Un género es aquel que compila una serie de características en torno a un interés específico y logra reunir una audiencia simpatizante. La lucha por la diversidad de género no es una cosa de hoy, pues remonta sus primeras manifestaciones en obras literarias de gran valor. El problema para con el género, se presenta cuando por el afán de querer categorizar los intereses de algún sector, se acaba dilapidando la libertad de creación y la expresión se reduce hasta enfrascarse en sí misma. Es por eso que la labor mayúscula de la vanguardia, consiste en orillar a las rupturas epistemológicas del género y a pulverizar los estigmas prevalecidos en determinada época.
Muy selectos son los transgresores que, por medio de la escritura, han logrado conjuntar un trabajo fino y desafiante entre fusión y fisión de dos o más géneros. El representante más remoto de esta tendencia a crear alquimia disonante, fue el poeta latino Lucrecio, con su obra de ciencia y poesía, De Rerum Natura. La obra exalta de manera preciosa y precisa, la concepción que los filósofos atomistas defienden incesantemente: que la conjunción del todo se sustenta en la fusión atómica de los elementos creadores. Sin duda, el hacer una obra literaria que pudiera embelesar al verso y al mismo tiempo, lograra ponderar una actitud científica, puso de nervios a los bibliotecólogos conservadores.

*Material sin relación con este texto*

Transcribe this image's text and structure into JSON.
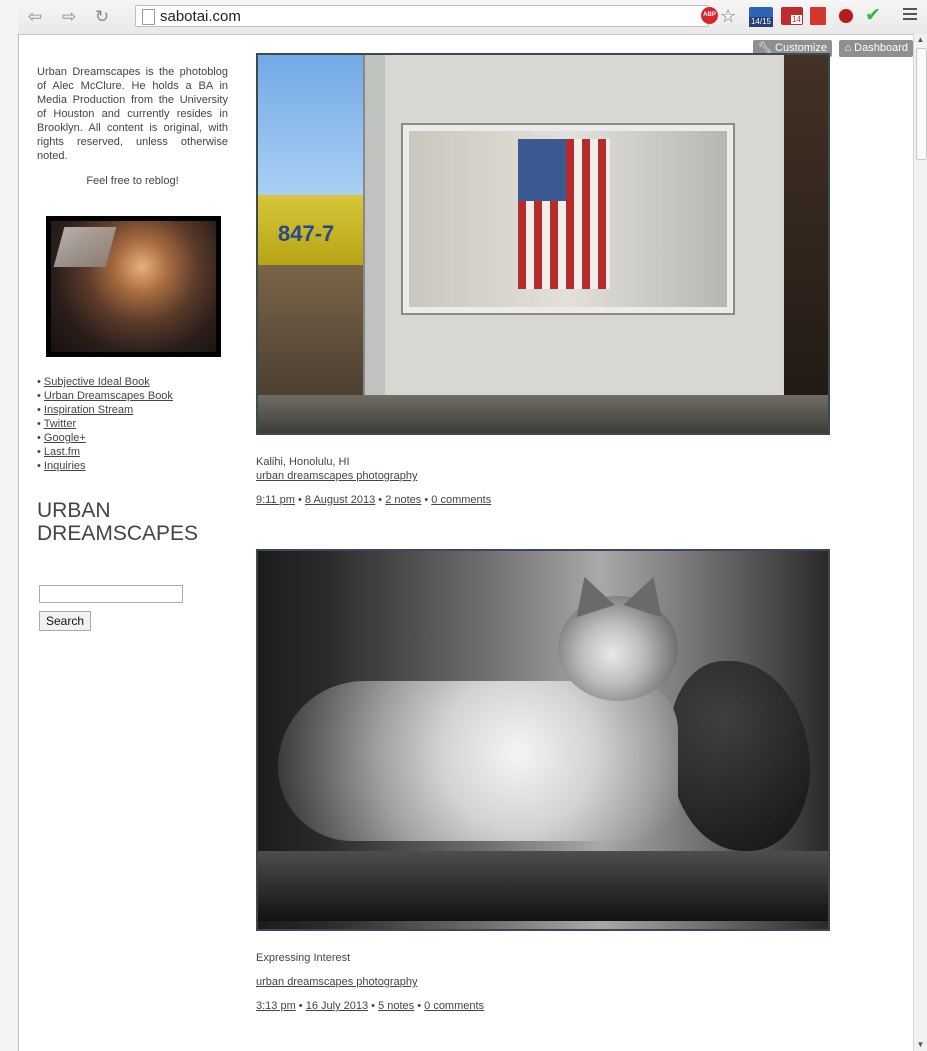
{
  "browser": {
    "url": "sabotai.com",
    "calendar_badge": "14/15",
    "mail_badge": "14",
    "adblock_label": "ABP"
  },
  "top_controls": {
    "customize": "Customize",
    "dashboard": "Dashboard"
  },
  "sidebar": {
    "about": "Urban Dreamscapes is the photoblog of Alec McClure. He holds a BA in Media Production from the University of Houston and currently resides in Brooklyn. All content is original, with rights reserved, unless otherwise noted.",
    "reblog": "Feel free to reblog!",
    "links": [
      "Subjective Ideal Book",
      "Urban Dreamscapes Book",
      "Inspiration Stream",
      "Twitter",
      "Google+",
      "Last.fm",
      "Inquiries"
    ],
    "blog_title": "URBAN DREAMSCAPES",
    "search_button": "Search"
  },
  "posts": [
    {
      "photo_text": "847-7",
      "caption": "Kalihi, Honolulu, HI",
      "tag": "urban dreamscapes photography",
      "time": "9:11 pm",
      "date": "8 August 2013",
      "notes": "2 notes",
      "comments": "0 comments"
    },
    {
      "caption": "Expressing Interest",
      "tag": "urban dreamscapes photography",
      "time": "3:13 pm",
      "date": "16 July 2013",
      "notes": "5 notes",
      "comments": "0 comments"
    }
  ]
}
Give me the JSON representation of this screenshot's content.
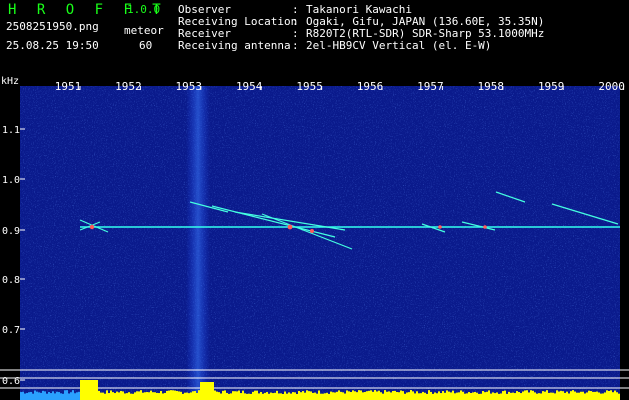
{
  "app": {
    "name": "H R O F F T",
    "version": "1.0.0"
  },
  "file": {
    "name": "2508251950.png",
    "type": "meteor",
    "datetime": "25.08.25 19:50",
    "count": "60"
  },
  "info": [
    {
      "key": "Observer",
      "value": "Takanori Kawachi"
    },
    {
      "key": "Receiving Location",
      "value": "Ogaki, Gifu, JAPAN (136.60E, 35.35N)"
    },
    {
      "key": "Receiver",
      "value": "R820T2(RTL-SDR) SDR-Sharp 53.1000MHz"
    },
    {
      "key": "Receiving antenna",
      "value": "2el-HB9CV Vertical (el. E-W)"
    }
  ],
  "spectrogram": {
    "y_unit": "kHz",
    "y_ticks": [
      "1.1",
      "1.0",
      "0.9",
      "0.8",
      "0.7",
      "0.6"
    ],
    "x_ticks": [
      "1951",
      "1952",
      "1953",
      "1954",
      "1955",
      "1956",
      "1957",
      "1958",
      "1959",
      "2000"
    ],
    "colors": {
      "background": "#0a1a8c",
      "signal": "#33ffee",
      "bars": "#ffff00",
      "grid": "#ffffff"
    }
  }
}
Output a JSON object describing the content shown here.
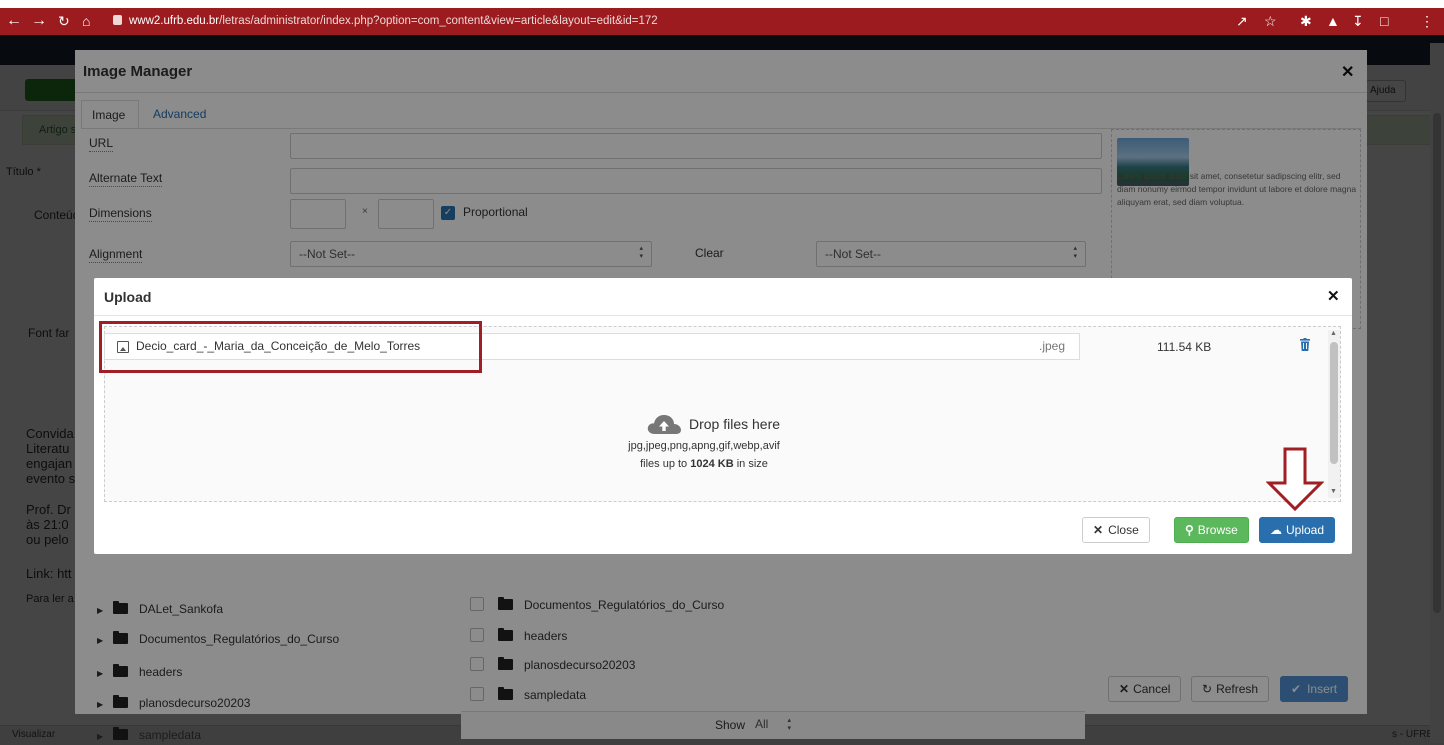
{
  "browser": {
    "url_domain": "www2.ufrb.edu.br",
    "url_path": "/letras/administrator/index.php?option=com_content&view=article&layout=edit&id=172"
  },
  "background": {
    "help": "Ajuda",
    "alert": "Artigo s",
    "title_label": "Título *",
    "tab_content": "Conteúd",
    "font_family": "Font far",
    "body_lines": [
      "Convida",
      "Literatu",
      "engajan",
      "evento s"
    ],
    "prof_lines": [
      "Prof. Dr",
      "às 21:0",
      "ou pelo"
    ],
    "link": "Link: htt",
    "read_more": "Para ler a",
    "status_left": "Visualizar",
    "status_right": "s - UFRB"
  },
  "image_manager": {
    "title": "Image Manager",
    "tabs": [
      "Image",
      "Advanced"
    ],
    "fields": {
      "url": "URL",
      "alt": "Alternate Text",
      "dimensions": "Dimensions",
      "proportional": "Proportional",
      "alignment": "Alignment",
      "alignment_value": "--Not Set--",
      "clear": "Clear",
      "clear_value": "--Not Set--"
    },
    "preview_text": "Lorem ipsum dolor sit amet, consetetur sadipscing elitr, sed diam nonumy eirmod tempor invidunt ut labore et dolore magna aliquyam erat, sed diam voluptua.",
    "tree": [
      "DALet_Sankofa",
      "Documentos_Regulatórios_do_Curso",
      "headers",
      "planosdecurso20203",
      "sampledata"
    ],
    "files": [
      "Documentos_Regulatórios_do_Curso",
      "headers",
      "planosdecurso20203",
      "sampledata"
    ],
    "show_label": "Show",
    "show_value": "All",
    "buttons": {
      "cancel": "Cancel",
      "refresh": "Refresh",
      "insert": "Insert"
    }
  },
  "upload": {
    "title": "Upload",
    "file": {
      "name": "Decio_card_-_Maria_da_Conceição_de_Melo_Torres",
      "ext": ".jpeg",
      "size": "111.54 KB"
    },
    "drop_label": "Drop files here",
    "types": "jpg,jpeg,png,apng,gif,webp,avif",
    "limit_prefix": "files up to ",
    "limit_value": "1024 KB",
    "limit_suffix": " in size",
    "buttons": {
      "close": "Close",
      "browse": "Browse",
      "upload": "Upload"
    }
  },
  "colors": {
    "chrome": "#9b1b1e",
    "annotation": "#a01f24",
    "primary": "#2a6fad",
    "success": "#5cb85c"
  }
}
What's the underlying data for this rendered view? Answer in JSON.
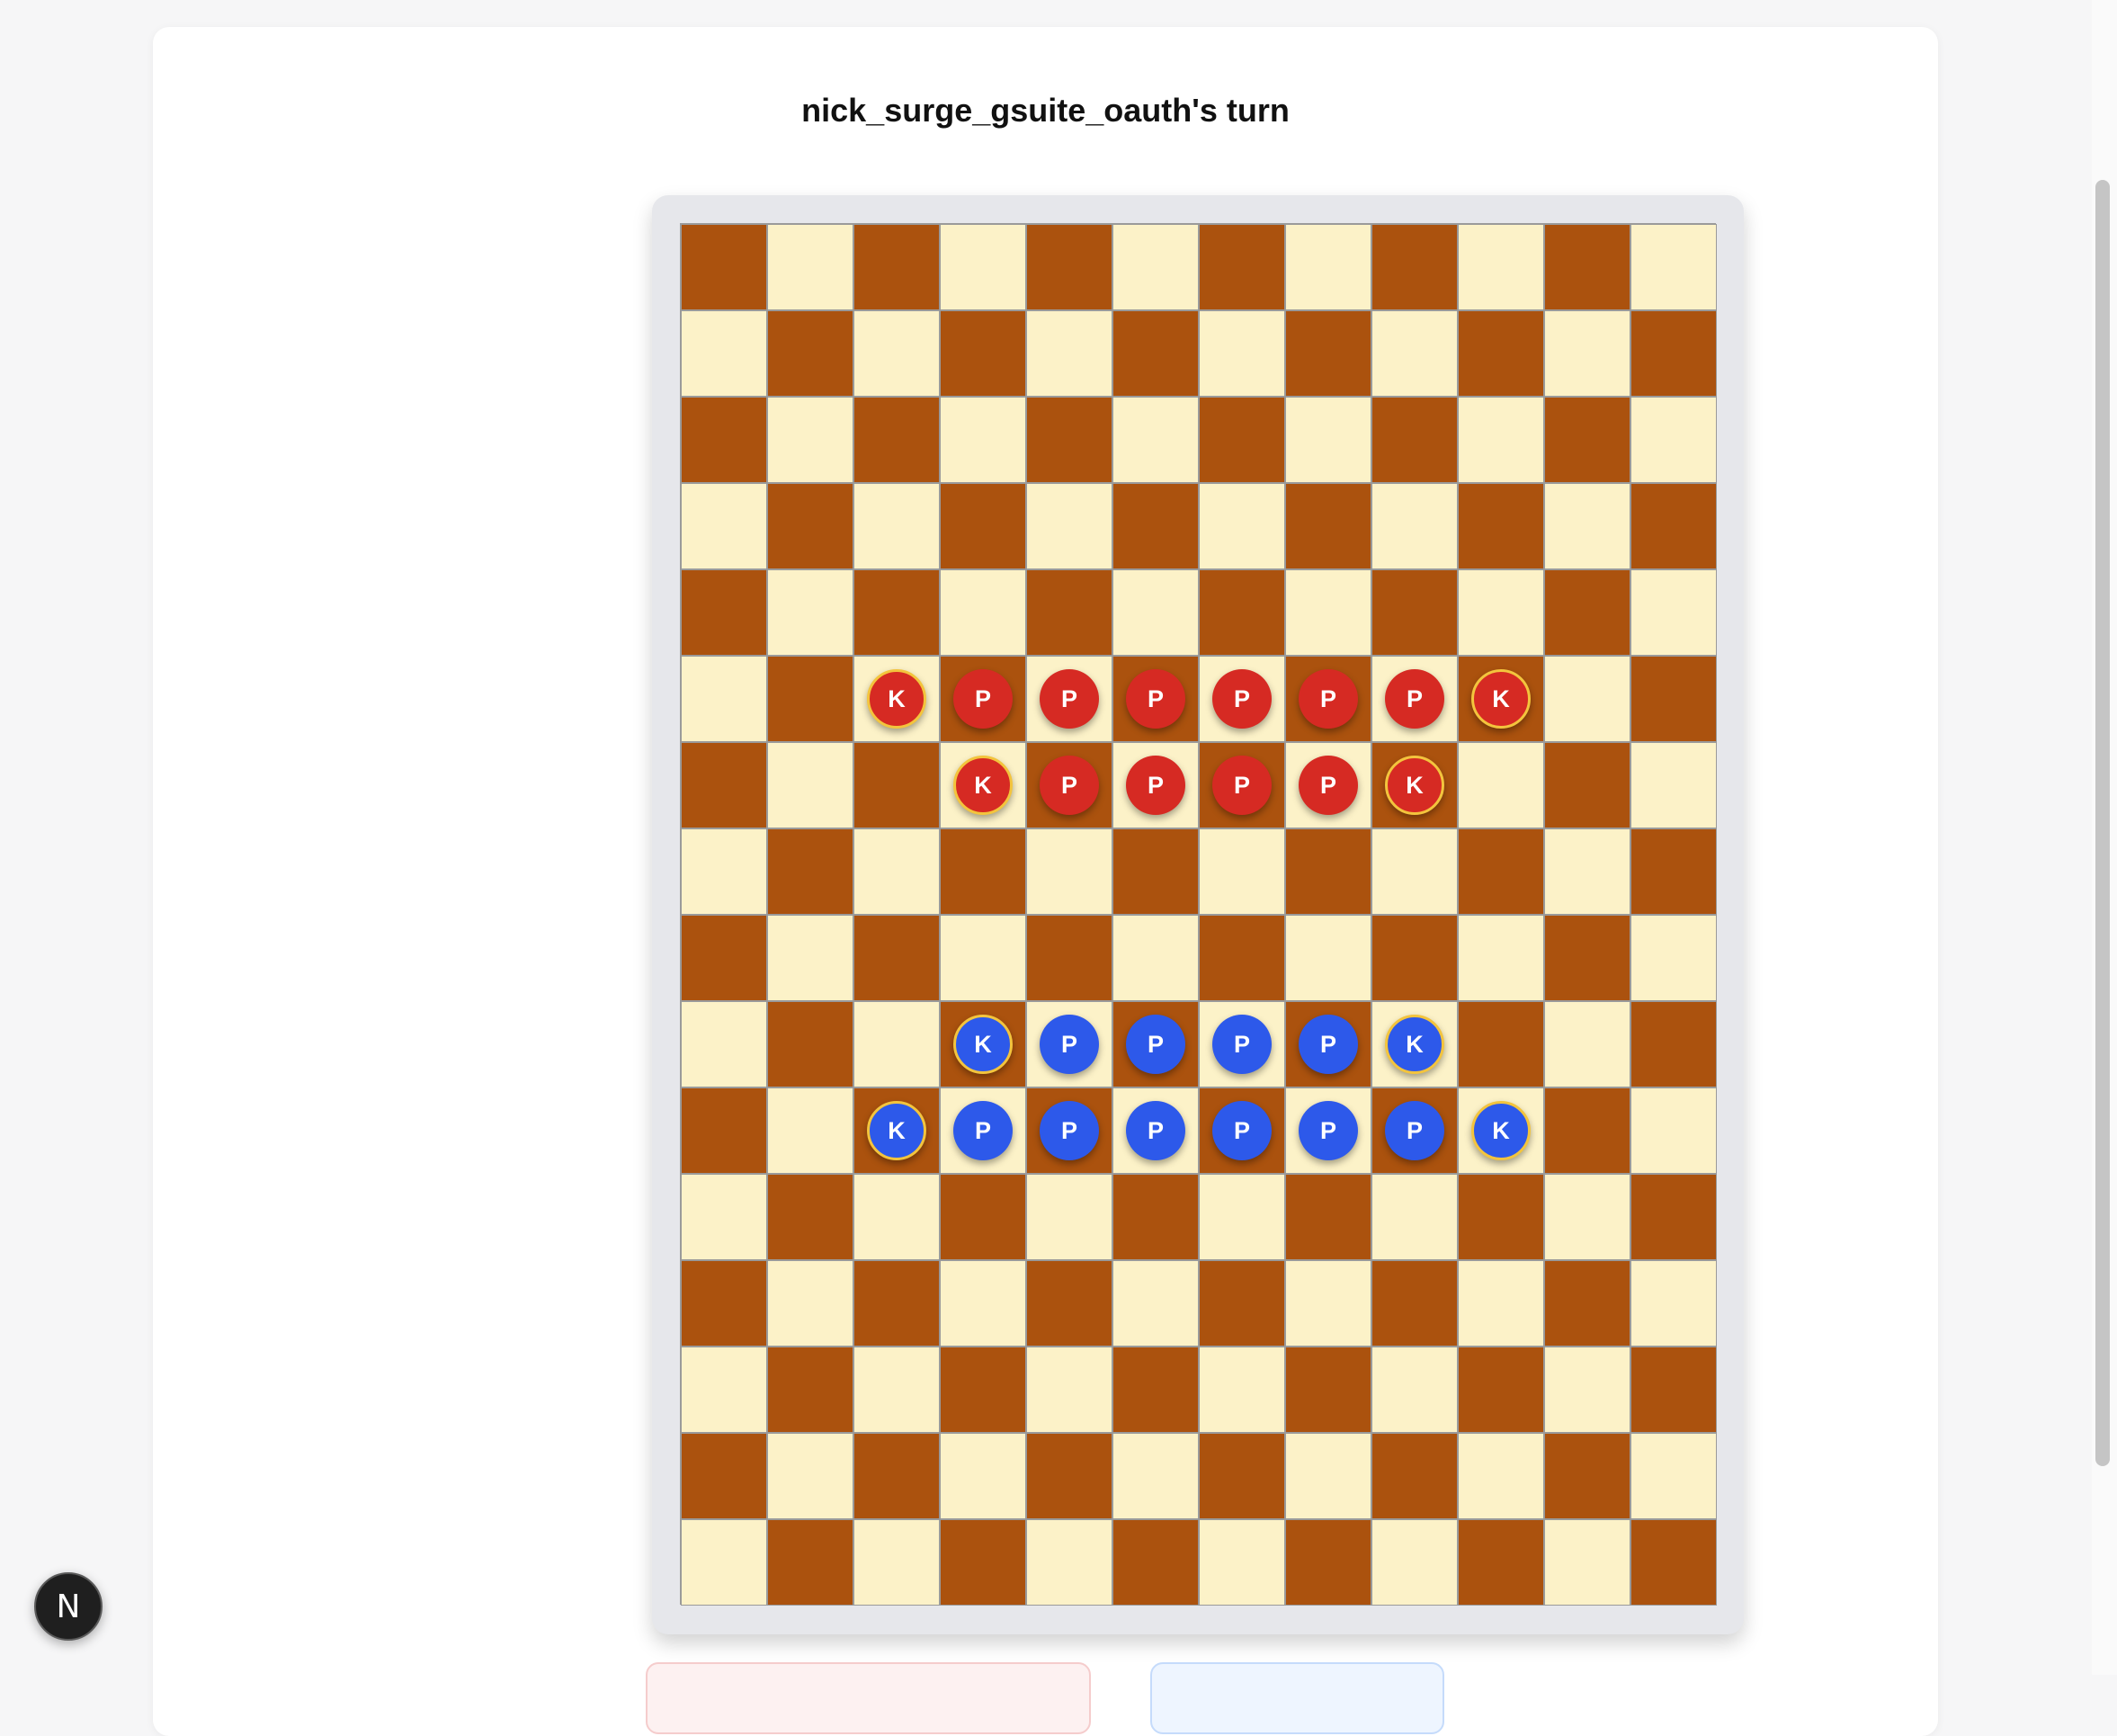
{
  "game": {
    "turn_title": "nick_surge_gsuite_oauth's turn"
  },
  "board": {
    "rows": 16,
    "cols": 12,
    "dark_color": "#ab520e",
    "light_color": "#fcf2c8",
    "pieces": [
      {
        "row": 5,
        "col": 2,
        "color": "red",
        "label": "K"
      },
      {
        "row": 5,
        "col": 3,
        "color": "red",
        "label": "P"
      },
      {
        "row": 5,
        "col": 4,
        "color": "red",
        "label": "P"
      },
      {
        "row": 5,
        "col": 5,
        "color": "red",
        "label": "P"
      },
      {
        "row": 5,
        "col": 6,
        "color": "red",
        "label": "P"
      },
      {
        "row": 5,
        "col": 7,
        "color": "red",
        "label": "P"
      },
      {
        "row": 5,
        "col": 8,
        "color": "red",
        "label": "P"
      },
      {
        "row": 5,
        "col": 9,
        "color": "red",
        "label": "K"
      },
      {
        "row": 6,
        "col": 3,
        "color": "red",
        "label": "K"
      },
      {
        "row": 6,
        "col": 4,
        "color": "red",
        "label": "P"
      },
      {
        "row": 6,
        "col": 5,
        "color": "red",
        "label": "P"
      },
      {
        "row": 6,
        "col": 6,
        "color": "red",
        "label": "P"
      },
      {
        "row": 6,
        "col": 7,
        "color": "red",
        "label": "P"
      },
      {
        "row": 6,
        "col": 8,
        "color": "red",
        "label": "K"
      },
      {
        "row": 9,
        "col": 3,
        "color": "blue",
        "label": "K"
      },
      {
        "row": 9,
        "col": 4,
        "color": "blue",
        "label": "P"
      },
      {
        "row": 9,
        "col": 5,
        "color": "blue",
        "label": "P"
      },
      {
        "row": 9,
        "col": 6,
        "color": "blue",
        "label": "P"
      },
      {
        "row": 9,
        "col": 7,
        "color": "blue",
        "label": "P"
      },
      {
        "row": 9,
        "col": 8,
        "color": "blue",
        "label": "K"
      },
      {
        "row": 10,
        "col": 2,
        "color": "blue",
        "label": "K"
      },
      {
        "row": 10,
        "col": 3,
        "color": "blue",
        "label": "P"
      },
      {
        "row": 10,
        "col": 4,
        "color": "blue",
        "label": "P"
      },
      {
        "row": 10,
        "col": 5,
        "color": "blue",
        "label": "P"
      },
      {
        "row": 10,
        "col": 6,
        "color": "blue",
        "label": "P"
      },
      {
        "row": 10,
        "col": 7,
        "color": "blue",
        "label": "P"
      },
      {
        "row": 10,
        "col": 8,
        "color": "blue",
        "label": "P"
      },
      {
        "row": 10,
        "col": 9,
        "color": "blue",
        "label": "K"
      }
    ]
  },
  "colors": {
    "red_piece": "#d62a23",
    "blue_piece": "#2d59ea",
    "king_ring": "#f3c43d"
  },
  "dev_badge": {
    "label": "N"
  }
}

El Marqués de Sade, por ejemplo, creció en una atmósfera conservadora de inamovibles estigmas en torno a la controversia, como el sexo y el rol de género. Pues mientras las refinadas esposas parisinas llevan a cabo las labores domésticas, los nuevos burgueses traen el sustento de manera periódica y permanente. Claro está que, siguiendo estándares de normatividad de género, el Marqués de Sade probablemente jamás hubiera logrado la proyección que su obra sembró. Paradigmático y muy criticado, Donatien Alphonse François de Sade, logró influir en el pensar de la sociedad, transitando del erotismo al anarquismo y es a partir de aquí, que nace una corriente sin precedentes ni estigmas.
Comandados por el legado de Baudelaire (que, a su vez, fue gran admirador de la narrativa gótica de Edgar Allan Poe), se puede asumir que Paul Verlaine fue el encargado junto con su ensayo Los Poetas Malditos, de introducir al mundo decimonónico, la nueva literatura transgresora: el simbolismo francés.
De este modo, a finales del siglo XIX, la literatura universal tendió su mirada al movimiento declarado enemigo de la enseñanza.
La corriente del malditismo criticaba a la sociedad francesa por no estar lista para consumir la obra de los autores en penumbras; por lo tanto, Verlaine fungió como gestor de nuevos y controversiales talentos. Tal es el caso de los autores Tristan Corbière, Stéphane Mallarmé y el más reconocido, el autor de Una Temporada En El Infierno, Arthur Rimbaud: quien inspiró su obra en la trágica escena que vivió con su “amante maldito”, después de haber sentenciado su relación enfermiza con el disparo de un revólver cargado con dos balas de 9mm.
Cabe mencionar, que hay un abismal contraste entre la liberación y la exaltación del ideal: pues, por ejemplo, el magno autor del Retrato de Dorian Grey y El fantasma de Canterville, Oscar Wilde, creció con una sociedad de transición lenta para con los estigmas. Es por eso que el padre de su pareja Alfred Douglas, le enjuició de sodomía en 1895: momento en el que el irlandés alcanzó un empoderamiento desmesurado gracias a su incesante espíritu bohemio.
Las revoluciones más poderosas y permanentes, suceden por el arma letal del alma inmortal: la pluma. Sin duda alguna, todos somos transgresores de una realidad agonizante, y el debate no se cierne en cuanto a la radicalidad de nuestras acciones, sino en la ambición de nuestros pensamientos y en el hambre de nuestra alma. Es por medio de las letras, que hemos desafiado las cláusulas aparentemente inamovibles del mundo y lo seguiremos haciendo: pues mientras haya tinta, habrá fuego.